Lastly, I want to thanks those who have offered me something I have not tasted for most of my adult life – genuine male friendship that is caring, compassionate and – yes – loving. Words simply fail me as I try to describe what this means to me.


  1. Congratulations! Sisters can be wonderful, I know, I have one. She has been consistently supportive throughout my decades long journey. You wrote of your gratitude for "genuine male friendship that is caring, compassionate and – yes – loving. Words simply fail me as I try to describe what this means to me." I totally agree. The brotherhood I feel here is exceeded only by some of my close face-to-face relationships I enjoy with friends and family. May you also be so blessed as your journey continues.

  2. God bless both you and your wife. This pilgrimage now includes her as well..

  3. Thanks to both of you, Ned and Neal - two of my earliest band of brothers. And Neal, aptly put.

  4. You are starting on a journey. This period of your life will pass and never come again. Be sure to write it down as it happens.

    I enjoy reading your posts.

    I recommend the story of Chris as an interesting case study. His situation was quite a bit different from yours (he's a lot younger), but I think you'll like his story. Not so much how it plays out (he and his wife eventually separate, which is not your trajectory) but in the evolution of his thinking.

  5. Thanks MoHoHawaii, for your counsel and support and recommendations, all of which I appreciate. Such support has meant and will mean a lot to me in the coming days, weeks and months.

  6. Wow! I wish I'd had a sister who'd been 1/2 as compassionate as yours....

  7. Congratulations; this is very good! Good things are happening to you.

    In my personal experience, people take your coming out depending on your level of comfort when you do so. For instance if your coming out is full of angst and shame, they'll probably react wanting to deal with that angst more than the fact that you're gay. If your coming out shows that you've spent a fair amount of self-introspection and healthy acceptance, there's a more likely chance they don't have to dedicate the same amounts of emotional angst.

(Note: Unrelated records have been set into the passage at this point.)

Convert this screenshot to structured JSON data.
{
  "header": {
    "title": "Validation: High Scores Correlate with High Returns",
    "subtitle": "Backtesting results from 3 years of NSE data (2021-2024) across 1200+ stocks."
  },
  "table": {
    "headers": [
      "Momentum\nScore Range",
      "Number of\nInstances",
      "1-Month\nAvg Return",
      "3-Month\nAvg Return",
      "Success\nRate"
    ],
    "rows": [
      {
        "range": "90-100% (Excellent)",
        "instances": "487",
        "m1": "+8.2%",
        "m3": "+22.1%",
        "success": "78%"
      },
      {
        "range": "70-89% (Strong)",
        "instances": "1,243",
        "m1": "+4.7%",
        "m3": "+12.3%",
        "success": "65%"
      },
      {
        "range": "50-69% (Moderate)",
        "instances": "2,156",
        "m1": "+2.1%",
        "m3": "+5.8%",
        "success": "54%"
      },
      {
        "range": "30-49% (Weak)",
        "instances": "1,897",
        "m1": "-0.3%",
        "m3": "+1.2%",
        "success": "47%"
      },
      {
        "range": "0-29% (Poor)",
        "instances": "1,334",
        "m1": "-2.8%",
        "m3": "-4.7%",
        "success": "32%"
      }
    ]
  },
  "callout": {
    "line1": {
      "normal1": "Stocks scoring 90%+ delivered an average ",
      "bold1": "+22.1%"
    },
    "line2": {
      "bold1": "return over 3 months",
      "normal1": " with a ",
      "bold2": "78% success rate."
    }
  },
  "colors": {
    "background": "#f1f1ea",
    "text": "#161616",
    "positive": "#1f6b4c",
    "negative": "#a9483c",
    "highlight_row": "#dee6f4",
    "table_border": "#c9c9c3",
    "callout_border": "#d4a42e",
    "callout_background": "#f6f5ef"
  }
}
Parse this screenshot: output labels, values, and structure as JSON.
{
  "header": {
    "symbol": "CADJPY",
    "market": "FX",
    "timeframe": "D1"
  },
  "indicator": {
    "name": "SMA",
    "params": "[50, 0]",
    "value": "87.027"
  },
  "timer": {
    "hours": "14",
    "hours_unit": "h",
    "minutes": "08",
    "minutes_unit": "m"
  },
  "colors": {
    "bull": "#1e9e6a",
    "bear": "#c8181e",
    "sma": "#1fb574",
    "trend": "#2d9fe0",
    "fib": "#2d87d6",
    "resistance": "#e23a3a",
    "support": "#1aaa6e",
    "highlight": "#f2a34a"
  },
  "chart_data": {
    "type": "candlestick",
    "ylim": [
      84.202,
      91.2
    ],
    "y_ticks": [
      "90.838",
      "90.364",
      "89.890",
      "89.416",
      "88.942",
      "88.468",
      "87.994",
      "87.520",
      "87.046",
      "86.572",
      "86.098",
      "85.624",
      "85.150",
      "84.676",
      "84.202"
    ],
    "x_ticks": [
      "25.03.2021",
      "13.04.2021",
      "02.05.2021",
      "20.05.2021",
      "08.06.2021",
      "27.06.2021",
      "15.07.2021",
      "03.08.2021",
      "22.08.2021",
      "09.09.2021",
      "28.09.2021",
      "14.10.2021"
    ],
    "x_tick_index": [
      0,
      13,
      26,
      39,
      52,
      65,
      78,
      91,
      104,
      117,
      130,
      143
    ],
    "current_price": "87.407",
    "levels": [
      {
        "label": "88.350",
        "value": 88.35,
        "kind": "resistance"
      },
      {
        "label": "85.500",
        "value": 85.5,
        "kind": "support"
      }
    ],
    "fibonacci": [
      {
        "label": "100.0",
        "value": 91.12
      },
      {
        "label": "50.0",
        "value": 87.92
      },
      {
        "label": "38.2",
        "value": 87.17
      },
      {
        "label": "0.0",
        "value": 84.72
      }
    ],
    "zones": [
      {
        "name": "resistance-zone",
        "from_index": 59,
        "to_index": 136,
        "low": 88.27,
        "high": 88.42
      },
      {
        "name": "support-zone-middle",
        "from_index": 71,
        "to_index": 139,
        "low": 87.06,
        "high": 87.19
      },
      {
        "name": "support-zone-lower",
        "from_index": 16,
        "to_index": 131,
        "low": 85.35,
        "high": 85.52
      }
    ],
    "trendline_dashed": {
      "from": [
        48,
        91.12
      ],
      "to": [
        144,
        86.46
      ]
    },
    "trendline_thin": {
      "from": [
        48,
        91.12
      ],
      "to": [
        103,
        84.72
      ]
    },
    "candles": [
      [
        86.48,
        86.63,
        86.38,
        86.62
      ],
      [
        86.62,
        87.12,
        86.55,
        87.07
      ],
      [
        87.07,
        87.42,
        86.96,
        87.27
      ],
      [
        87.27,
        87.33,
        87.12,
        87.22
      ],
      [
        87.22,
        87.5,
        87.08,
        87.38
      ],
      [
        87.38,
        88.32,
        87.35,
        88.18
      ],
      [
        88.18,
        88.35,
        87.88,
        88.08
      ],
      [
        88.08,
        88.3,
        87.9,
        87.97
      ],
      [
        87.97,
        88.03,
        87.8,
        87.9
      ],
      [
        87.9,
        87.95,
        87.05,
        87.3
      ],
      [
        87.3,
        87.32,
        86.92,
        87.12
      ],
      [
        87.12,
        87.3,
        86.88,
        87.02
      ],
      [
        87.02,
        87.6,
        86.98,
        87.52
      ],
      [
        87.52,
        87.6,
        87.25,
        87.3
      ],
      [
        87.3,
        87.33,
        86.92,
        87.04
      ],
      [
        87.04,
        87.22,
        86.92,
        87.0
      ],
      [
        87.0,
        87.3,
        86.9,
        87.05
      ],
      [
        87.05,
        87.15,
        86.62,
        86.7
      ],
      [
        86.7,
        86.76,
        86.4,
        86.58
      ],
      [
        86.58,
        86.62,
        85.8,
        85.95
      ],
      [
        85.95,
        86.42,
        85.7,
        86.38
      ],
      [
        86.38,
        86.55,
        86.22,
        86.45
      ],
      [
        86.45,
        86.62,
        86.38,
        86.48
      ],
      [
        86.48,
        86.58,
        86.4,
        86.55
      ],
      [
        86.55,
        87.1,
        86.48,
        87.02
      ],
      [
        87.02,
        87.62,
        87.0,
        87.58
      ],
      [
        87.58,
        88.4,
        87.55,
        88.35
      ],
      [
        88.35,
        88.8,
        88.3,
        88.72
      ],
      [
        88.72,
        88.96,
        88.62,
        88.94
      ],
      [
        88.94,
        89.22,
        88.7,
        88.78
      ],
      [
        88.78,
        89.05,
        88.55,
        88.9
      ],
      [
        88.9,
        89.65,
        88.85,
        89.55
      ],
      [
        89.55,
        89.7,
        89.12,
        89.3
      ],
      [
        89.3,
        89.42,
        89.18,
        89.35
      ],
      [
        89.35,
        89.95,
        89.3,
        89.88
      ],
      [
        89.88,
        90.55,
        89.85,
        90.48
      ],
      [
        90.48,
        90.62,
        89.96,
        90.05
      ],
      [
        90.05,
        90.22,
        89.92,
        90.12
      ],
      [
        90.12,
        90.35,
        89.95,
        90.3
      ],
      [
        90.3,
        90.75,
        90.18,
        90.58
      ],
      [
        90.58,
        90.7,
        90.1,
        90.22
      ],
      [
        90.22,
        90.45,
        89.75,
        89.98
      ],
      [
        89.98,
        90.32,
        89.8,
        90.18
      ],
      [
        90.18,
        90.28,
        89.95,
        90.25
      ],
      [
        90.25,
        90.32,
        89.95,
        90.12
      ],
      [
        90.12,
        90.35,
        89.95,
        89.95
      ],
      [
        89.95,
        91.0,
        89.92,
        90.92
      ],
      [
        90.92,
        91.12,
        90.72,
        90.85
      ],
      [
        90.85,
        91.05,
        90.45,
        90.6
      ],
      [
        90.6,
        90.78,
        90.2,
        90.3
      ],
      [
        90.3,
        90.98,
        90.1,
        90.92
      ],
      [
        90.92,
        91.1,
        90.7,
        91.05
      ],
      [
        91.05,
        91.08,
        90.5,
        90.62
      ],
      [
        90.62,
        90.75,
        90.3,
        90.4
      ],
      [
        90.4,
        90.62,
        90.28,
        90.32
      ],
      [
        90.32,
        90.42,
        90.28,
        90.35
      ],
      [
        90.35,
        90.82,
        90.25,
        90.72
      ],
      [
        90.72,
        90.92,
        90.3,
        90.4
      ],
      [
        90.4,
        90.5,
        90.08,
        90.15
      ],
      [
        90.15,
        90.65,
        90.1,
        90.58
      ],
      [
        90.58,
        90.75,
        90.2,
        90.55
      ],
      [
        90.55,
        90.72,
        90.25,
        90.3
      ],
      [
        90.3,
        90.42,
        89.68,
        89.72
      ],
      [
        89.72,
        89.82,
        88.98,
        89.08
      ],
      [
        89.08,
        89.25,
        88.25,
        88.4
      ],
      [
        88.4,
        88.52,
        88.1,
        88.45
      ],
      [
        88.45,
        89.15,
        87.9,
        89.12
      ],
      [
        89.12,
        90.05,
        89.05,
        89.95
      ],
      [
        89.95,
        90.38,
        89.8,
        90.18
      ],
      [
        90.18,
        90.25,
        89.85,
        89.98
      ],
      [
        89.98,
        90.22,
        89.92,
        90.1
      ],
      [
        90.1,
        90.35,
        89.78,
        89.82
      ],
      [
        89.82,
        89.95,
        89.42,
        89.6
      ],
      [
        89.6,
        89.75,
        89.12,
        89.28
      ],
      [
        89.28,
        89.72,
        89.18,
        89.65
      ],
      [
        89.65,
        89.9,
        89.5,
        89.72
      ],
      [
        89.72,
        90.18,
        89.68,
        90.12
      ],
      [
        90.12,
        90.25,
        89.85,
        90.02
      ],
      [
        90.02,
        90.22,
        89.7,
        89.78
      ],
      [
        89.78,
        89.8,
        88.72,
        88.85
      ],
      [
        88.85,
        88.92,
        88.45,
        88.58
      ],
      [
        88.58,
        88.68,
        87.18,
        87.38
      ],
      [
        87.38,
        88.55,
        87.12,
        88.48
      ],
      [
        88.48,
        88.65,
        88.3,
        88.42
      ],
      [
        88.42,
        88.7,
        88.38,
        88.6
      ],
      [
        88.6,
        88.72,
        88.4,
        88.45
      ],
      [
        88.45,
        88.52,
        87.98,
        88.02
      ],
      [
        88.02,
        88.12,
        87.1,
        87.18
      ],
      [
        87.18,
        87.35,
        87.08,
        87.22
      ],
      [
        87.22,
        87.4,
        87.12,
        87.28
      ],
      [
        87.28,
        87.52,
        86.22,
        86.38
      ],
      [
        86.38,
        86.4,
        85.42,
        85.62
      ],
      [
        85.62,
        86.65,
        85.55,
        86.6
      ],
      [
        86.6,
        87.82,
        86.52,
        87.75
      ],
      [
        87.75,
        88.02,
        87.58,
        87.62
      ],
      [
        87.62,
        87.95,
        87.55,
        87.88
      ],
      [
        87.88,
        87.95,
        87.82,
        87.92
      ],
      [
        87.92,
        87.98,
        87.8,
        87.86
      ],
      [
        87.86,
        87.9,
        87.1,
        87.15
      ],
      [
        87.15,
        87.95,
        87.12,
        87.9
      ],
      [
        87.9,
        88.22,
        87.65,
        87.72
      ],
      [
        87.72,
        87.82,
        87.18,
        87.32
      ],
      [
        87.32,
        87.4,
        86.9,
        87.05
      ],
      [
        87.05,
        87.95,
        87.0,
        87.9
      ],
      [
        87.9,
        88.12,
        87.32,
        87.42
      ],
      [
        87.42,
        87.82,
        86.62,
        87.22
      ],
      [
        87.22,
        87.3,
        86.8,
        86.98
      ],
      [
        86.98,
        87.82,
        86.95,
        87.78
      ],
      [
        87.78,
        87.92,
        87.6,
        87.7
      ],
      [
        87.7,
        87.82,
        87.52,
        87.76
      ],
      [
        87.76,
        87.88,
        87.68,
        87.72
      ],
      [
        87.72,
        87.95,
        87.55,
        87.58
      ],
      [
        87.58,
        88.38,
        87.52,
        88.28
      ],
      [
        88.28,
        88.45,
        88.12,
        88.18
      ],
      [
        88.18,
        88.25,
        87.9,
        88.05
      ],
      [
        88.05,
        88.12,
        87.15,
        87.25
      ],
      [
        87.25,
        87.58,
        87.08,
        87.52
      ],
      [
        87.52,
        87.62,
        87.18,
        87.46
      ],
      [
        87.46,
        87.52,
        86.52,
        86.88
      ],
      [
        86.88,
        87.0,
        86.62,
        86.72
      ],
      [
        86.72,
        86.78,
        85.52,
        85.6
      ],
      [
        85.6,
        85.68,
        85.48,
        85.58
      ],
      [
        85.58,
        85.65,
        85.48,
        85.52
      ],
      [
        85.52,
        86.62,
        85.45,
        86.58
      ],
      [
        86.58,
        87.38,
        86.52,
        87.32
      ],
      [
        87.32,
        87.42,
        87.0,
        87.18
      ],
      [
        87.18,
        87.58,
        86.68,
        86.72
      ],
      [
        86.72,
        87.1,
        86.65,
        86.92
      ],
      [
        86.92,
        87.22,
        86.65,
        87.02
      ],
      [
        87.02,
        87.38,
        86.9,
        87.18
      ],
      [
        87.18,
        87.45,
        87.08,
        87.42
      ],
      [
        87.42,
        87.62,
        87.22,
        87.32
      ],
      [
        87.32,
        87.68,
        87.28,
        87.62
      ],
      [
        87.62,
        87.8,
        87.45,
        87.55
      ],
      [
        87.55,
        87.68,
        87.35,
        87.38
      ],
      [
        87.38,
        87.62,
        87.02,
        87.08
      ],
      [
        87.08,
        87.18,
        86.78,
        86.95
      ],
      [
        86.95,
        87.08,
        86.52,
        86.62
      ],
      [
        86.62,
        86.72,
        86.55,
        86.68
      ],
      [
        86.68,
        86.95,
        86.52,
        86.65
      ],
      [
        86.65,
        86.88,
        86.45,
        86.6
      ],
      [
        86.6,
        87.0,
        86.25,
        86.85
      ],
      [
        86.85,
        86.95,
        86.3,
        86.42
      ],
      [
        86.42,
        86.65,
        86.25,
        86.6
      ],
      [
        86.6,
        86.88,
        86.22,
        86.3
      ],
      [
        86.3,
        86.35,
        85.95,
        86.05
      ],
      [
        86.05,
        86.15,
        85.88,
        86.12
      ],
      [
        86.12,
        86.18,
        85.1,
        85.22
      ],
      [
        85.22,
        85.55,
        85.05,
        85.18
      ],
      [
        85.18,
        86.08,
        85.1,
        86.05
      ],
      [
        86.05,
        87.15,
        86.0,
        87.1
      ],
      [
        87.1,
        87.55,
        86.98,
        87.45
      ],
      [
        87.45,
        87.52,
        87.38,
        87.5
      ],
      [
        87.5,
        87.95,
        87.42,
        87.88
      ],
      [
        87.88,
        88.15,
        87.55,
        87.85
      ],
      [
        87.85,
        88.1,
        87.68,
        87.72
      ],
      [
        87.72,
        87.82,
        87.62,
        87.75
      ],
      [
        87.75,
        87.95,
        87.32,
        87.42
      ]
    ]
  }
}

Families and close friends immediately want to shelter you from pain and suffering, it is a human thing...

    Sounds like you're doing things the right way!

  8. Thanks, Miguel, I appreciate both your insights and your support (and your hugs).

  9. You are married to a spectacular woman! I am glad that you took her into your confidence and reconfirmed the "real you" to her. She obviously loves you and has known this of you and has accepted this as being who you really are - otherwise she may have had a totally different and more shocking response.

    I hope this openness will just continue to grow between you. May you find peace and comfort in being authentic with her, but may I suggest you be patient with her as well. All that you feel and this newness and excitement may not be so exciting for her, and may take some time for her to process.

    But wow, I concur you're on quite the blessed path forward!